Stocks have hit a roadblock since the S&P 500 and the Dow Jones Industrial Average climbed to record peaks Sept. 19. Meanwhile, the CBOE Volatility Index (VIX) has risen 35 percent since then.
And the trouble may have only just begun, says Scott Clemons, chief investment strategist at Brown Brothers Harriman Private Bank.
"I'm nervous," he told CNBC. "I think investors have had a holiday from volatility for almost two years, and that vacation's about over." The VIX index fell to a seven-year low in June.
"The complacency in the market is one of the things that creates a fragility that could lead to an enhanced or exaggerated negative market reaction, on even a modest piece of negative news," Clemons said.
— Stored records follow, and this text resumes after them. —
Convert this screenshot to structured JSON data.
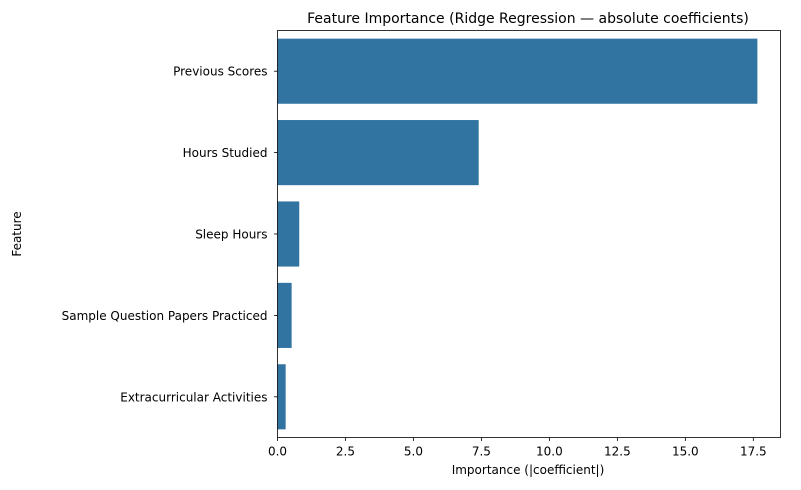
{
  "chart_data": {
    "type": "bar",
    "orientation": "horizontal",
    "title": "Feature Importance (Ridge Regression — absolute coefficients)",
    "xlabel": "Importance (|coefficient|)",
    "ylabel": "Feature",
    "categories": [
      "Previous Scores",
      "Hours Studied",
      "Sleep Hours",
      "Sample Question Papers Practiced",
      "Extracurricular Activities"
    ],
    "values": [
      17.65,
      7.4,
      0.8,
      0.52,
      0.3
    ],
    "xlim": [
      0,
      18.5
    ],
    "xticks": [
      0.0,
      2.5,
      5.0,
      7.5,
      10.0,
      12.5,
      15.0,
      17.5
    ],
    "xtick_labels": [
      "0.0",
      "2.5",
      "5.0",
      "7.5",
      "10.0",
      "12.5",
      "15.0",
      "17.5"
    ],
    "bar_color": "#3274a1",
    "grid": false,
    "legend": "none"
  }
}
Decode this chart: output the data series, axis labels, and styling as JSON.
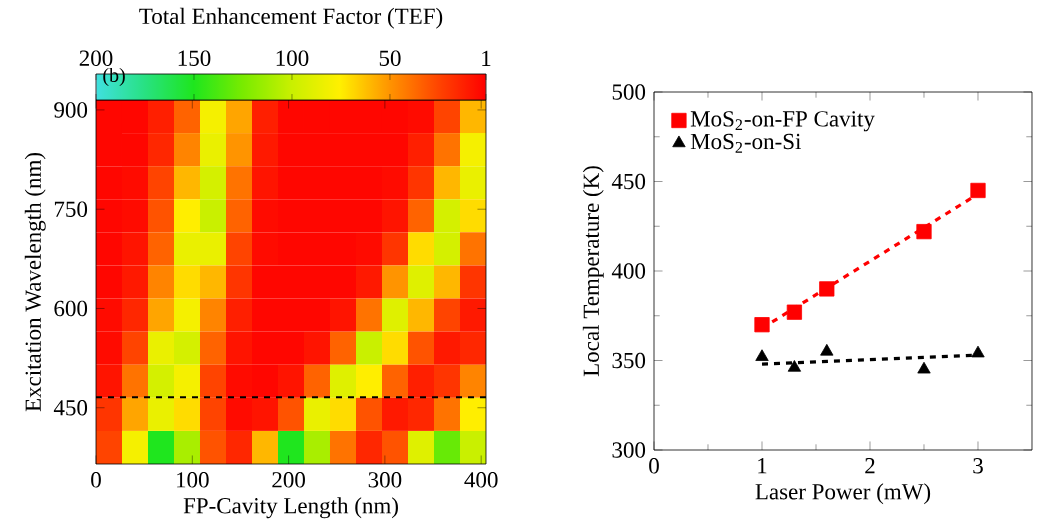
{
  "chart_data": [
    {
      "type": "heatmap",
      "xlabel": "FP-Cavity Length (nm)",
      "ylabel": "Excitation Wavelength (nm)",
      "clabel": "Total Enhancement Factor (TEF)",
      "annotations": [
        "(b)"
      ],
      "x": [
        13.5,
        40.5,
        67.5,
        94.5,
        121.5,
        148.5,
        175.5,
        202.5,
        229.5,
        256.5,
        283.5,
        310.5,
        337.5,
        364.5,
        391.5
      ],
      "y": [
        890,
        840,
        790,
        740,
        690,
        640,
        590,
        540,
        490,
        440,
        390
      ],
      "cells": [
        [
          3,
          3,
          12,
          35,
          80,
          55,
          12,
          3,
          3,
          3,
          3,
          3,
          5,
          25,
          60
        ],
        [
          3,
          3,
          15,
          45,
          85,
          50,
          10,
          3,
          3,
          3,
          3,
          3,
          12,
          40,
          80
        ],
        [
          3,
          5,
          25,
          60,
          95,
          40,
          8,
          3,
          3,
          3,
          3,
          5,
          20,
          60,
          85
        ],
        [
          3,
          5,
          30,
          75,
          100,
          35,
          5,
          3,
          3,
          3,
          3,
          8,
          35,
          95,
          70
        ],
        [
          3,
          8,
          35,
          85,
          85,
          25,
          5,
          3,
          3,
          3,
          5,
          20,
          70,
          95,
          40
        ],
        [
          3,
          10,
          45,
          70,
          60,
          20,
          3,
          3,
          3,
          3,
          10,
          50,
          90,
          60,
          20
        ],
        [
          5,
          15,
          55,
          80,
          45,
          12,
          3,
          3,
          3,
          8,
          40,
          90,
          60,
          25,
          10
        ],
        [
          5,
          25,
          85,
          95,
          35,
          8,
          3,
          3,
          8,
          35,
          100,
          70,
          30,
          10,
          15
        ],
        [
          8,
          40,
          95,
          80,
          25,
          5,
          3,
          8,
          35,
          90,
          75,
          35,
          12,
          20,
          45
        ],
        [
          20,
          55,
          85,
          70,
          25,
          5,
          8,
          30,
          85,
          70,
          30,
          10,
          15,
          40,
          75
        ],
        [
          25,
          80,
          150,
          110,
          30,
          15,
          60,
          150,
          110,
          40,
          15,
          30,
          90,
          130,
          100
        ]
      ],
      "clim": [
        200,
        1
      ],
      "cticks": [
        200,
        150,
        100,
        50,
        1
      ],
      "xlim": [
        0,
        405
      ],
      "xticks": [
        0,
        100,
        200,
        300,
        400
      ],
      "ylim": [
        365,
        915
      ],
      "yticks": [
        450,
        600,
        750,
        900
      ],
      "ref_lines": [
        {
          "axis": "y",
          "value": 466,
          "color": "#000000",
          "line_style": "dashed"
        }
      ]
    },
    {
      "type": "scatter",
      "xlabel": "Laser Power (mW)",
      "ylabel": "Local Temperature (K)",
      "xlim": [
        0,
        3.5
      ],
      "xticks": [
        0,
        1,
        2,
        3
      ],
      "ylim": [
        300,
        500
      ],
      "yticks": [
        300,
        350,
        400,
        450,
        500
      ],
      "legend": "top left",
      "series": [
        {
          "name": "MoS$_{2}$-on-FP Cavity",
          "type": "scatter",
          "marker": "square",
          "color": "#ff0000",
          "x": [
            1,
            1.3,
            1.6,
            2.5,
            3
          ],
          "values": [
            370,
            377,
            390,
            422,
            445
          ]
        },
        {
          "name": "MoS$_{2}$-on-Si",
          "type": "scatter",
          "marker": "triangle",
          "color": "#000000",
          "x": [
            1,
            1.3,
            1.6,
            2.5,
            3
          ],
          "values": [
            352,
            346,
            355,
            345,
            354
          ]
        },
        {
          "type": "line",
          "line_style": "dashed",
          "color": "#ff0000",
          "x": [
            1,
            3
          ],
          "values": [
            368,
            443
          ]
        },
        {
          "type": "line",
          "line_style": "dashed",
          "color": "#000000",
          "x": [
            1,
            3
          ],
          "values": [
            348,
            353
          ]
        }
      ]
    }
  ]
}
So how should investors position themselves?
"We're pretty defensive in the way we're approaching the market between now and the end of the year," Clemons said. "We've allowed cash in our portfolios to rise. We are happy to hold cash as dry powder in anticipation of taking advantage of that future volatility."
While Mark Hulbert, editor of Hulbert Financial Digest, is bearish on stocks for the long term, he thinks they can rise further before they fall.
"Investors’ mood has quickly soured in recent days, potentially setting up the stock market for a short-term bounce," he writes on MarketWatch.
"As a contrarian, I get uneasy when too many begin to agree. And over the past week or so, there has been nothing short of a mad rush to the exits among retail-oriented investment advisers."